但現在在他眼裡看著,雖然看不到這個人的臉,從背後看起來還是個十分和藹的老人。

只是那身衣服和他的職業有些不符罷了。

現在最緊張的人莫過於慕容凌了,它就像是個熱鍋上的螞蟻。

過了一會他才壯著膽子說道:“獨孤老先生。”

獨孤一命抬起頭看了他一眼說道:“怎麼了。”

慕容凌苦笑道:“獨孤老先生,我不想看病了,我覺得我現在身上充滿了力量,而且我今天也沒帶錢。”

獨孤一命抬頭看了他一眼繼續低下頭來看著他的手。

“哦,沒帶錢啊。”

慕容凌苦笑道:“是啊,沒帶錢。”

他的臉上在笑,心裡卻都快要哭出來了。

“沒關係的。”獨孤一命默默說道。

“把手留下來就好了。”

慕容凌眼神一凝,心裡卻是一驚。雖然有些恐懼但另一隻手反手就要去摸劍,卻覺得那手一麻一下子失了力氣。

彭紹峰嚇了一跳,唐寬同樣嚇了一跳。

彭紹峰的手猛然撫上刀柄,唐寬的摺扇也已出現在了手中。

屋子中的情況一下子變得緊張了起來,而現在他們不敢出手有兩個原因。

第一,他們沒把握對付獨孤一命,一點也沒有。

第二,慕容凌還在他手上。

這兩條讓他們所顧忌,才遲遲一直不敢動手。

獨孤一命看到這架勢一陣輕笑道:“小娃娃們,刀劍傷人動不得。

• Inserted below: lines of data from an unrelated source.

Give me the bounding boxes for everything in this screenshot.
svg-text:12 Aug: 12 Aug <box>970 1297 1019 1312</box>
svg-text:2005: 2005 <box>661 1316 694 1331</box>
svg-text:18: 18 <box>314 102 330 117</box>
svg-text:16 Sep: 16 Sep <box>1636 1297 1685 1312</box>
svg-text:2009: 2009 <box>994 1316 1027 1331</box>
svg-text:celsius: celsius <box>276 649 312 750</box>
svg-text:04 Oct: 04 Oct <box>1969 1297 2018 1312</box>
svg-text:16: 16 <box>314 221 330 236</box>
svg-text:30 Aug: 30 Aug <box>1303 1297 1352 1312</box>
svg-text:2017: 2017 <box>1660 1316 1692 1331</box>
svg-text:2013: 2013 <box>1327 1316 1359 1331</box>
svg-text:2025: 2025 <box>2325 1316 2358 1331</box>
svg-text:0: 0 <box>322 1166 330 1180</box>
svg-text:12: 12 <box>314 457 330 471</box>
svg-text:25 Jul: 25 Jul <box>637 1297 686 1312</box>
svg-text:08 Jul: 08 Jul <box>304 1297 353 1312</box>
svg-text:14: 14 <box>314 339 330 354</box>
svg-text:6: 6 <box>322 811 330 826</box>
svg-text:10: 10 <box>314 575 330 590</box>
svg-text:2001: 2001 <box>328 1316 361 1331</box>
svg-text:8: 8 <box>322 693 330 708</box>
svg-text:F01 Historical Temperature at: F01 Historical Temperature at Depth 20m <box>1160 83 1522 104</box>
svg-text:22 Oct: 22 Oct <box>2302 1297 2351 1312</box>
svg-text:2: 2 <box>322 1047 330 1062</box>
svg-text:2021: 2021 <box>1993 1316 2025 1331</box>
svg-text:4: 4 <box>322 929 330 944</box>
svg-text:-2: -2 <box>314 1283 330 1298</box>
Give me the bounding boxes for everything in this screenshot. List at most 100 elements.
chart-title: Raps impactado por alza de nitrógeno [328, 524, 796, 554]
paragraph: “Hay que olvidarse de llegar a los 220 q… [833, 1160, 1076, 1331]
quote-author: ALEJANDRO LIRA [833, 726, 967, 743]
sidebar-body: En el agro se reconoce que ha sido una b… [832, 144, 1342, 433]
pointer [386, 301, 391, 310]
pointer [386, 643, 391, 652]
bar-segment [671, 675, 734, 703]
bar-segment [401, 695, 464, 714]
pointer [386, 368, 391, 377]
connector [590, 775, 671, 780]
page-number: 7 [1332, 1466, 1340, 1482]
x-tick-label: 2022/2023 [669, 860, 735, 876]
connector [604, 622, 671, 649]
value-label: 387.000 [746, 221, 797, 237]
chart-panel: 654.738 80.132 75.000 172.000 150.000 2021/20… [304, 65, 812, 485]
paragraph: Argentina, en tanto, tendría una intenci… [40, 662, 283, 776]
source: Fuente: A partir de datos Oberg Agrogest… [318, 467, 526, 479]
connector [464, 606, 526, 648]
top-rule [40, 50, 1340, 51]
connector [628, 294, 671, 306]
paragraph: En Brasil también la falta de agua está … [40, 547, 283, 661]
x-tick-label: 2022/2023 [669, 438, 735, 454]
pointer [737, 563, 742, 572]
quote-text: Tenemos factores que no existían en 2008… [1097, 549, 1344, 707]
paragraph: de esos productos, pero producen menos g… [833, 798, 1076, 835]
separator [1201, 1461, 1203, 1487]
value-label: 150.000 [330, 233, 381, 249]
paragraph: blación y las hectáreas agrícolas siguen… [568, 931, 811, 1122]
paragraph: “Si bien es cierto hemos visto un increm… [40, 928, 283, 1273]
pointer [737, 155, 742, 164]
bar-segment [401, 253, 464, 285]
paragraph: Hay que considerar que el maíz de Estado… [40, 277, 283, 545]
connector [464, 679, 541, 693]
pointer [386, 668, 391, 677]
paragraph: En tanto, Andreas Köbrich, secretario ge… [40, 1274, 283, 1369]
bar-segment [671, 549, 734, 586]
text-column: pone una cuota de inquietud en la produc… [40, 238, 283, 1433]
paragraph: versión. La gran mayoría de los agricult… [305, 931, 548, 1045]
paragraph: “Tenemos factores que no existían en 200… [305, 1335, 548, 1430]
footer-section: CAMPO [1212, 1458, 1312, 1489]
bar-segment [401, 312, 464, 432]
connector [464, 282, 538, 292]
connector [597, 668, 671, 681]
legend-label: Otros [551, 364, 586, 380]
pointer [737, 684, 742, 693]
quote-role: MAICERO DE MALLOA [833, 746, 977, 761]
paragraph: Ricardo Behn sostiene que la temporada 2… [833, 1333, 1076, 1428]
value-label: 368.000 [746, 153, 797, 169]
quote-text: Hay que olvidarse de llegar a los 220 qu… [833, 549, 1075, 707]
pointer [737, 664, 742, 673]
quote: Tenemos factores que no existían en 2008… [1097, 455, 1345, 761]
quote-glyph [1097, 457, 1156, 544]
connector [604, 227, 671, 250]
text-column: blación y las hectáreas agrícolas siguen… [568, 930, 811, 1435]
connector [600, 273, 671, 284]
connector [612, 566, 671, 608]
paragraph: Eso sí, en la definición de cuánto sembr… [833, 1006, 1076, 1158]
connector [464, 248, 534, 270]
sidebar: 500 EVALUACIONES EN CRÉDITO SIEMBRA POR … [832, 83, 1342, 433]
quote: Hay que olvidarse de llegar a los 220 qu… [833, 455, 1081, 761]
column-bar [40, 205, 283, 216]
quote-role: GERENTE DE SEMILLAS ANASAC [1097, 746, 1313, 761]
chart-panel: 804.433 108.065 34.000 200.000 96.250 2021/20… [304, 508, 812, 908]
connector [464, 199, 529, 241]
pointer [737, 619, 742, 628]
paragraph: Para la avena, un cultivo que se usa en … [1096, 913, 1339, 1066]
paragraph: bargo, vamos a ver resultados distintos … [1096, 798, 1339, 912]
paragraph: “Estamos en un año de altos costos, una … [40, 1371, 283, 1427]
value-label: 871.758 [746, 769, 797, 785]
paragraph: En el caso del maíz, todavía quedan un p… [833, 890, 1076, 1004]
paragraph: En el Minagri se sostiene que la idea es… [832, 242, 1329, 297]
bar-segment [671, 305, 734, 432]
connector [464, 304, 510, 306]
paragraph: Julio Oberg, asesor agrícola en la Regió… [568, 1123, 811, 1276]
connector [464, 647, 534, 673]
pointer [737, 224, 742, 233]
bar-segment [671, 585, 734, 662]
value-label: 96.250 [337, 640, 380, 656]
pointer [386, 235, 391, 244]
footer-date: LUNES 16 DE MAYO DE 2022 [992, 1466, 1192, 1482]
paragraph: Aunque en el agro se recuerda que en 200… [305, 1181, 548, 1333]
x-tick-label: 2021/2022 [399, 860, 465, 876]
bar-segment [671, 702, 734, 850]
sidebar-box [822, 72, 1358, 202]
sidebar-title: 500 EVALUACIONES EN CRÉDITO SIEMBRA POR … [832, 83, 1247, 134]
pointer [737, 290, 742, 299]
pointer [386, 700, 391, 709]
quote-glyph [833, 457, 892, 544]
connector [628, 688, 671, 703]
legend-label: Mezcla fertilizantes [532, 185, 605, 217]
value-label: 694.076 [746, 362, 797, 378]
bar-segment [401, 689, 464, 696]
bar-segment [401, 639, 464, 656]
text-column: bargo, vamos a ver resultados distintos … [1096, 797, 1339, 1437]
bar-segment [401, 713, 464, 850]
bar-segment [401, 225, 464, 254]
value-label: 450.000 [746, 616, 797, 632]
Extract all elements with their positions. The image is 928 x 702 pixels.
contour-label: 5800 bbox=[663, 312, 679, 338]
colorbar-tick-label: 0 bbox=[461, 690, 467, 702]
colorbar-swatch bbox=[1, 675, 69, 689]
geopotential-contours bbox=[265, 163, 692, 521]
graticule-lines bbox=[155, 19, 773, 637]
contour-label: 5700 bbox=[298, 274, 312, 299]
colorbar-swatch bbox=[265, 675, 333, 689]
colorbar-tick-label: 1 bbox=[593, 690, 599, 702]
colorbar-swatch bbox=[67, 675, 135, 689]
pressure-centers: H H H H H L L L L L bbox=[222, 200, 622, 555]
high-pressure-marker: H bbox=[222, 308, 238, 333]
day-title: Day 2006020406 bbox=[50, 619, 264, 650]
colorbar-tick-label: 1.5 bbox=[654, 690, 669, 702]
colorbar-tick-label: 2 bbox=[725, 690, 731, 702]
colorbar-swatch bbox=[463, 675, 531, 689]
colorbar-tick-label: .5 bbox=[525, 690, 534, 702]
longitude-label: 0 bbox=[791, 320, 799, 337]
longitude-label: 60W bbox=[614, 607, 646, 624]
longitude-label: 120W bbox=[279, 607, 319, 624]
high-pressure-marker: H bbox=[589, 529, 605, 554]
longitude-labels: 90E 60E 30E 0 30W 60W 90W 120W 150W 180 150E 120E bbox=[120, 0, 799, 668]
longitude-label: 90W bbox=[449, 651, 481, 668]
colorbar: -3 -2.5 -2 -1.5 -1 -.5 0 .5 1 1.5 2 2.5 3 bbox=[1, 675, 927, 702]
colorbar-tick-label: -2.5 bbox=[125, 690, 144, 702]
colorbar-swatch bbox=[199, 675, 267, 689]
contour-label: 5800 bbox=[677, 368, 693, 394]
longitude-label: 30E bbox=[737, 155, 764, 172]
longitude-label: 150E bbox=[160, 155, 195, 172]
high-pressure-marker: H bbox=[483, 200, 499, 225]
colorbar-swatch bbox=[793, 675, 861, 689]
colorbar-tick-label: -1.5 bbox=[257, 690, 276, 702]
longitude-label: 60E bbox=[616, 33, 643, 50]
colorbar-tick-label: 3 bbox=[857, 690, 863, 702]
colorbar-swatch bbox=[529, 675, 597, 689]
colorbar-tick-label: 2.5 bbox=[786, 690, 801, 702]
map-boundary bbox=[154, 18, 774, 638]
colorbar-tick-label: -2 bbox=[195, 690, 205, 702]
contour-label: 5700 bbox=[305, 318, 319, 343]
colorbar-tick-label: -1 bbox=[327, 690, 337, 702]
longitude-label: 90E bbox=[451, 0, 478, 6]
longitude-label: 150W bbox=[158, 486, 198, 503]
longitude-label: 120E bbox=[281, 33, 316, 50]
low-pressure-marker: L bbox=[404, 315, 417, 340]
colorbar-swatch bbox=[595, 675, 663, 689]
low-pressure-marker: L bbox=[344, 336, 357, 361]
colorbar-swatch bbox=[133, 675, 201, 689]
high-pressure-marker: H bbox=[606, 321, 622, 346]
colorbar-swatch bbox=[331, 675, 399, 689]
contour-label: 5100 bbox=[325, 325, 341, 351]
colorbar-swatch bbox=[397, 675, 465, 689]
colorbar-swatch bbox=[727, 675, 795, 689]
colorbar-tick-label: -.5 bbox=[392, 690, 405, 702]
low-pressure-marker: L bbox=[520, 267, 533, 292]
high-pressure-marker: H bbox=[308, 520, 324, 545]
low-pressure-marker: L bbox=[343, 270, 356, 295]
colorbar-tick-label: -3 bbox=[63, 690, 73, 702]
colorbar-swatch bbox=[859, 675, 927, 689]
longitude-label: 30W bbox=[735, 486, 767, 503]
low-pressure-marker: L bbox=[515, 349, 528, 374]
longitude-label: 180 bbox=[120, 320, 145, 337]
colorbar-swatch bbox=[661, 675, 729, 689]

”

轉眼間,兩根銀針插在了二人的手腕上。

彭紹峰的手一下子如同慕容凌一般失了力,而唐寬的摺扇啪嗒一聲掉在了地上。

局勢一下子就扭轉了,唐寬緊皺雙眉學著彭紹峰把針拔了出來,卻發現手依舊用不上力。

那針上沒有毒,卻有藥,那是一種類似於麻沸散一般的藥物,而且這一針的力道和角度都準確的不合常理,手腕的腕骨直接被卸掉了

嘎....

他們二人的手接了回去,冷眼看著老人。

老人一下站了起來,他起身很慢就像真是一個風燭殘年的老頭子一般。

他從懷中隨手掏出一張紙來,拿起桌上的毛筆寫下了一張藥方,很認真很仔細。

而唐寬見了卻十分驚奇,他才知道殺人不眨眼的血醫原來也是一個書法高手。

“好了,每天按著這方子抓藥不出兩日定會好的。”老人笑著說道。

見此,唐寬連忙從懷中掏出一張一千兩的銀票,恭恭敬敬的送了上去。

獨孤一命看了唐寬一眼,一邊將銀票收起,一邊說著話。

“這是我這些日子以來收到的最大的銀票了。”老人笑著說。

他回頭看著坐在那的慕容凌說道:“小娃娃,你的手老夫就不要了。”

慕容凌滿腦門子的冷汗,一點都沒退去。

唐寬恭敬地答道:“如是不夠,還可以再取些來。”

獨孤一命擺手撫須道:“不必了,已經足夠了。”

說完他看著唐寬腰中的那副鹿皮手套接著問了一句:“唐威老頭是你什麼人。”

唐寬道:“家師唐威。”

獨孤一命笑道:“不錯,是個好苗子。”

獨孤一命拍拍他的肩膀,笑道:“等好了就趕快都各回各家去,彭家的小子還有慕容家的小子。”

唐寬一聽眼前一亮:“莫非前輩知道些什麼?”

雖然有些信心可是獨孤一命卻讓唐寬失望了。

他搖搖頭,說道:“我不瞭解什麼,我早已退出江湖了。”

不過他又接了一句:“但是我能感覺得到這江湖,這武林又要捲起一股血雨腥風了。”